We will start the week with the optimism from the Fed meeting. PMI data prepared by the Istanbul Chamber of Industry (ISO) in cooperation with Markit Economics was announced today. The PMI index fell to 46.9 in July.
The PMI index is in a moderate downward trend after seeing 54.1 in August 2021. It dropped to 48.1 in March, April, May, and June of this year, one after the other. Below 50 means contraction.
One reason for the decline in the index is the slowdown in exports, and another reason is the slowdown in the domestic market. Do not be misled by the fact that the export data is increasing in USD terms. Much of this increase (as in other countries) is due to the rise in commodity prices. Our sales in terms of quantity are not much different from last year.
The PMIs of the countries we export to are also slowing down. The ISO export climate index also confirms this. The export climate index shows the weighted averages of the PMI indices of our target markets, that is, the industrial production performances of the countries to which we export. The slowdown in this indicates that our exports will show a lower performance.
Two more important pieces of domestic data will be announced this week. July provisional foreign trade data and July inflation. Inflation will take a more moderate monthly value compared to recent months due to seasonal effects and the decline in commodity prices.
This week, the Parliament will convene to discuss the violence against healthcare employees and the legislative proposal for this issue submitted by the Republican People’s Party (CHP) to the Parliament. CHP applied to Parliament with 120 signatures to call it to an extraordinary meeting.
The ISO PMI Index dropped from 48.1 to 46.9 in July, compared to the previous month.

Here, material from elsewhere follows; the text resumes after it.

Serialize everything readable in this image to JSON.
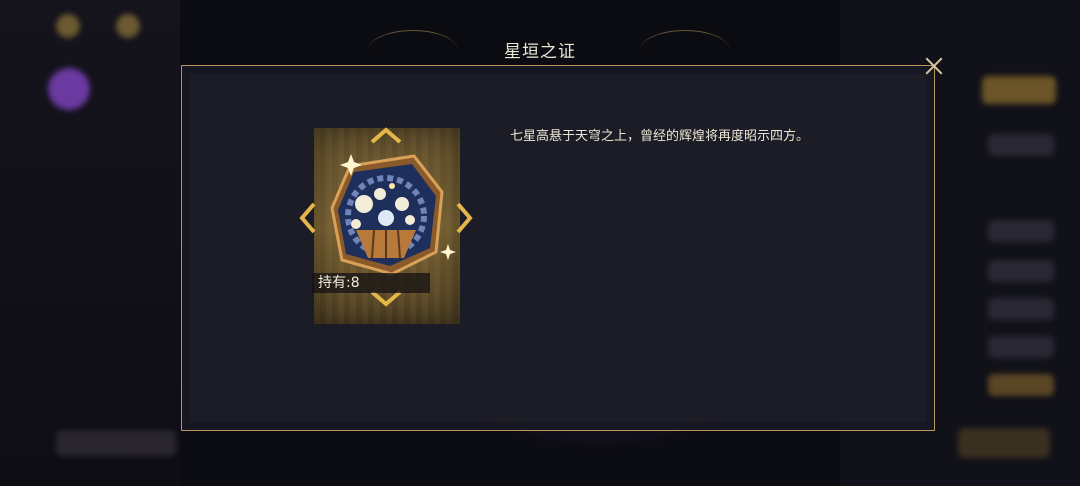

IN OUR MAGAZINE THIS WEEK:
>> On the cover: London-based full-service media agency Capital Sports Media (CSM) has become the fastest growing sports marketing agency in the Turkish market in two years. Working with world-class sports organizations and helping brands engage with a highly desired and targeted sporting audience through qualified channels, CSM aims to create new revenue models for sports clubs. “The best clubs in Turkey can generate more than USD 10m in sponsorship and advertising revenues,” said Aydil Ercoklu, General Manager of Capital Sports Media. You can read more on pages 8-9.

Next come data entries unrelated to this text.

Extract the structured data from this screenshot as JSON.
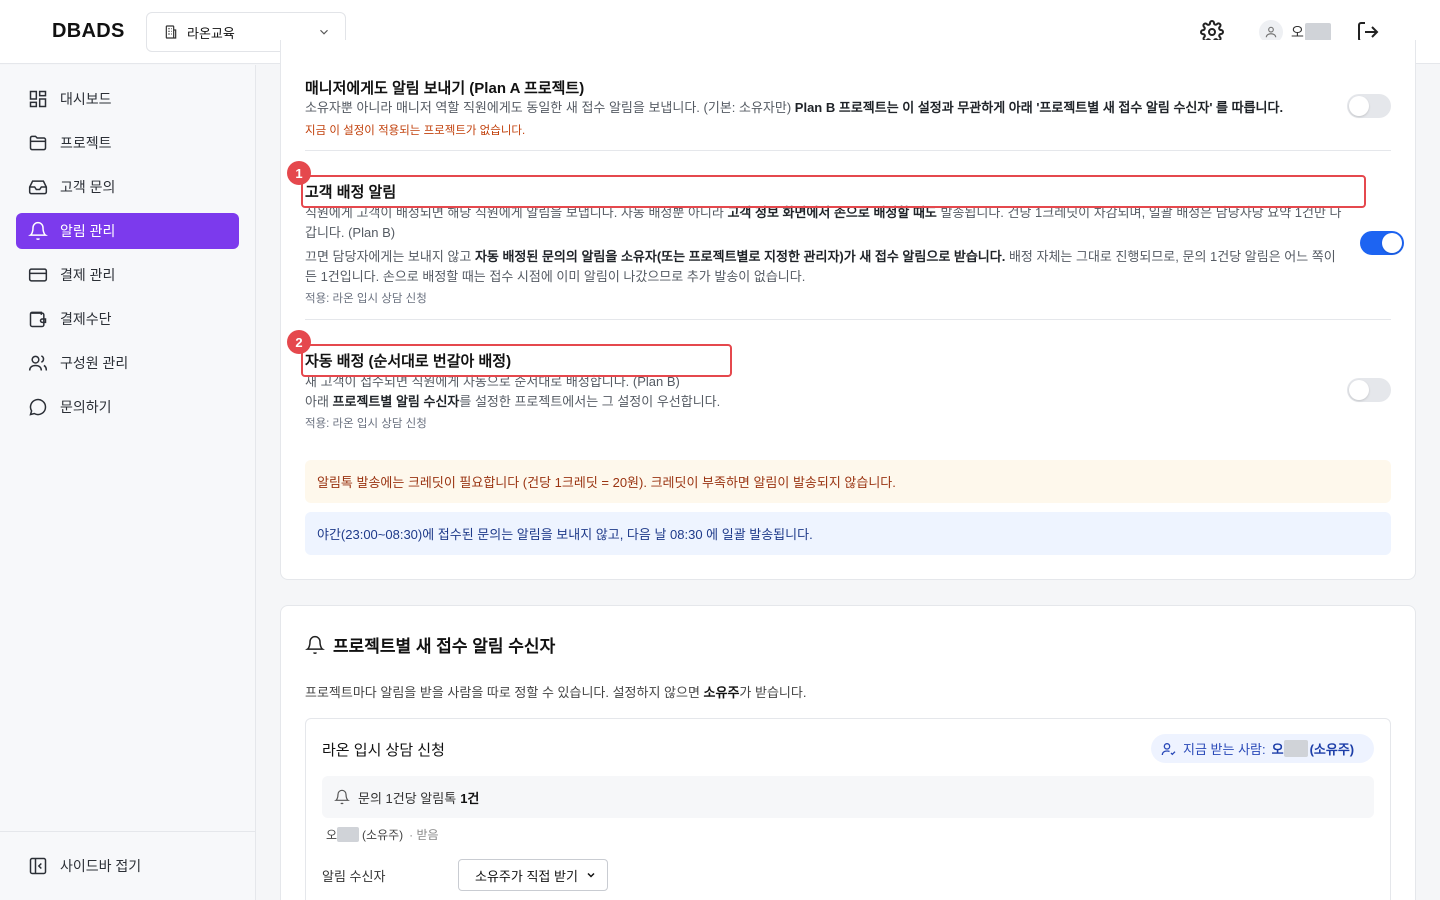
{
  "header": {
    "logo": "DBADS",
    "org_name": "라온교육",
    "user_name": "오"
  },
  "sidebar": {
    "items": [
      {
        "label": "대시보드",
        "icon": "dashboard-icon"
      },
      {
        "label": "프로젝트",
        "icon": "folder-icon"
      },
      {
        "label": "고객 문의",
        "icon": "inbox-icon"
      },
      {
        "label": "알림 관리",
        "icon": "bell-icon",
        "active": true
      },
      {
        "label": "결제 관리",
        "icon": "credit-card-icon"
      },
      {
        "label": "결제수단",
        "icon": "wallet-icon"
      },
      {
        "label": "구성원 관리",
        "icon": "users-icon"
      },
      {
        "label": "문의하기",
        "icon": "chat-icon"
      }
    ],
    "collapse_label": "사이드바 접기"
  },
  "settings": {
    "manager_alert": {
      "title": "매니저에게도 알림 보내기 (Plan A 프로젝트)",
      "desc_plain": "소유자뿐 아니라 매니저 역할 직원에게도 동일한 새 접수 알림을 보냅니다. (기본: 소유자만) ",
      "desc_bold": "Plan B 프로젝트는 이 설정과 무관하게 아래 '프로젝트별 새 접수 알림 수신자' 를 따릅니다.",
      "warning": "지금 이 설정이 적용되는 프로젝트가 없습니다.",
      "enabled": false
    },
    "assign_alert": {
      "number": "1",
      "title": "고객 배정 알림",
      "p1_a": "직원에게 고객이 배정되면 해당 직원에게 알림을 보냅니다. 자동 배정뿐 아니라 ",
      "p1_b": "고객 정보 화면에서 손으로 배정할 때도",
      "p1_c": " 발송됩니다. 건당 1크레딧이 차감되며, 일괄 배정은 담당자당 요약 1건만 나",
      "p1_d": "갑니다. (Plan B)",
      "p2_a": "끄면 담당자에게는 보내지 않고 ",
      "p2_b": "자동 배정된 문의의 알림을 소유자(또는 프로젝트별로 지정한 관리자)가 새 접수 알림으로 받습니다.",
      "p2_c": " 배정 자체는 그대로 진행되므로, 문의 1건당 알림은 어느 쪽이",
      "p2_d": "든 1건입니다. 손으로 배정할 때는 접수 시점에 이미 알림이 나갔으므로 추가 발송이 없습니다.",
      "applied": "적용: 라온 입시 상담 신청",
      "enabled": true
    },
    "auto_assign": {
      "number": "2",
      "title": "자동 배정 (순서대로 번갈아 배정)",
      "p1": "새 고객이 접수되면 직원에게 자동으로 순서대로 배정합니다. (Plan B)",
      "p2_a": "아래 ",
      "p2_b": "프로젝트별 알림 수신자",
      "p2_c": "를 설정한 프로젝트에서는 그 설정이 우선합니다.",
      "applied": "적용: 라온 입시 상담 신청",
      "enabled": false
    },
    "credit_notice": "알림톡 발송에는 크레딧이 필요합니다 (건당 1크레딧 = 20원). 크레딧이 부족하면 알림이 발송되지 않습니다.",
    "night_notice": "야간(23:00~08:30)에 접수된 문의는 알림을 보내지 않고, 다음 날 08:30 에 일괄 발송됩니다."
  },
  "recipients": {
    "title": "프로젝트별 새 접수 알림 수신자",
    "desc_a": "프로젝트마다 알림을 받을 사람을 따로 정할 수 있습니다. 설정하지 않으면 ",
    "desc_b": "소유주",
    "desc_c": "가 받습니다.",
    "project": {
      "name": "라온 입시 상담 신청",
      "current_label": "지금 받는 사람:",
      "current_name": "오",
      "current_role": "(소유주)",
      "count_label": "문의 1건당 알림톡",
      "count_value": "1건",
      "owner_name": "오",
      "owner_role": "(소유주)",
      "owner_tag": "· 받음",
      "field_label": "알림 수신자",
      "select_value": "소유주가 직접 받기"
    }
  },
  "colors": {
    "accent": "#7c3aed",
    "toggle_on": "#1d64f2",
    "highlight": "#e5484d",
    "warning": "#c2410c"
  }
}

>> Professor Ilter Turan: Who is at fault? P. 10.
>>Q&A: Atilla Benli, President of the Insurance Association of Turkey (TSB). P. 11.

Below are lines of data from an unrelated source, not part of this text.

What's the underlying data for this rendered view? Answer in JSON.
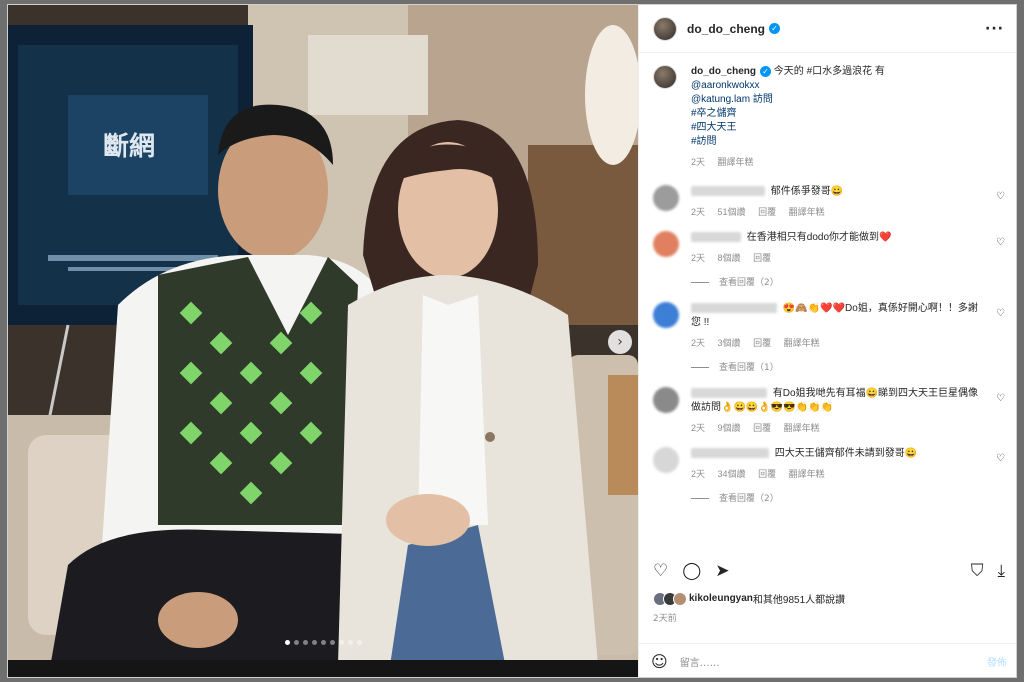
{
  "post": {
    "author": "do_do_cheng",
    "verified_icon": "verified-badge-icon",
    "more_label": "···"
  },
  "photo": {
    "slide_count": 9,
    "active_slide": 1,
    "poster_text": "斷網"
  },
  "caption": {
    "author": "do_do_cheng",
    "line1": "今天的 #口水多過浪花 有",
    "line2": "@aaronkwokxx",
    "line3": "@katung.lam 訪問",
    "line4": "#卒之儲齊",
    "line5": "#四大天王",
    "line6": "#訪問",
    "time": "2天",
    "translate": "翻譯年糕"
  },
  "comments": [
    {
      "text": "郁件係爭發哥😀",
      "time": "2天",
      "likes": "51個讚",
      "reply": "回覆",
      "translate": "翻譯年糕",
      "replies": ""
    },
    {
      "text": "在香港相只有dodo你才能做到❤️",
      "time": "2天",
      "likes": "8個讚",
      "reply": "回覆",
      "translate": "",
      "replies": "查看回覆（2）"
    },
    {
      "text": "😍🙈👏❤️❤️Do姐，真係好開心啊！！多謝您 !!",
      "time": "2天",
      "likes": "3個讚",
      "reply": "回覆",
      "translate": "翻譯年糕",
      "replies": "查看回覆（1）"
    },
    {
      "text": "有Do姐我哋先有耳福😀睇到四大天王巨星偶像做訪問👌😀😀👌😎😎👏👏👏",
      "time": "2天",
      "likes": "9個讚",
      "reply": "回覆",
      "translate": "翻譯年糕",
      "replies": ""
    },
    {
      "text": "四大天王儲齊郁件未請到發哥😀",
      "time": "2天",
      "likes": "34個讚",
      "reply": "回覆",
      "translate": "翻譯年糕",
      "replies": "查看回覆（2）"
    }
  ],
  "likes_line": {
    "user": "kikoleungyan",
    "rest": "和其他9851人都說讚"
  },
  "date": "2天前",
  "comment_box": {
    "placeholder": "留言……",
    "post": "發佈"
  },
  "colors": {
    "verified": "#0095f6",
    "link": "#00376b",
    "muted": "#8e8e8e",
    "heart_red": "#ed4956"
  }
}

>> Chief Economist Gunduz Findikcioglu: Another perfect storm. Pp. 12-13.
>> Our Foreign Policy Columnist Zeynep Gurcanli analyses whose victory the grain corridor is on page 14.
>> The monthly food expenditure required for a healthy, balanced, and sufficient nutrition of a family consisting of four people (hunger limit) amounted to TRY 6,840, according to a survey conducted by the Confederation of Turkish Trade Unions (TURK-IS). In addition to food expenditures, the amount needed to secure the necessities of life, such as housing (electricity, water, heating, etc.), clothing, transportation, education, health, etc. (poverty line) totaled TRY 22,280. The monthly cost of living for a single employee rose to TRY 8,930.
>> The average purchase price of hazelnuts set by the Turkish Grain Board (TMO) has been raised to TRY 54 per kilogram, according to President Recep Tayyip Erdogan.
>> The interest rate implemented by banks for TRY deposits rose by 62 basis points to 17.72%, for USD deposits increased by 52 basis points to 2.63%, and EUR deposits surged by 43 basis points to 1.39% in the week ending on July 22, compared to the previous week, according to the Central Bank.
>> The interest rate charged for TRY commercial loans jumped 236 basis points to 29.74% in the week ending on July 22, compared to the previous week, according to the Central Bank.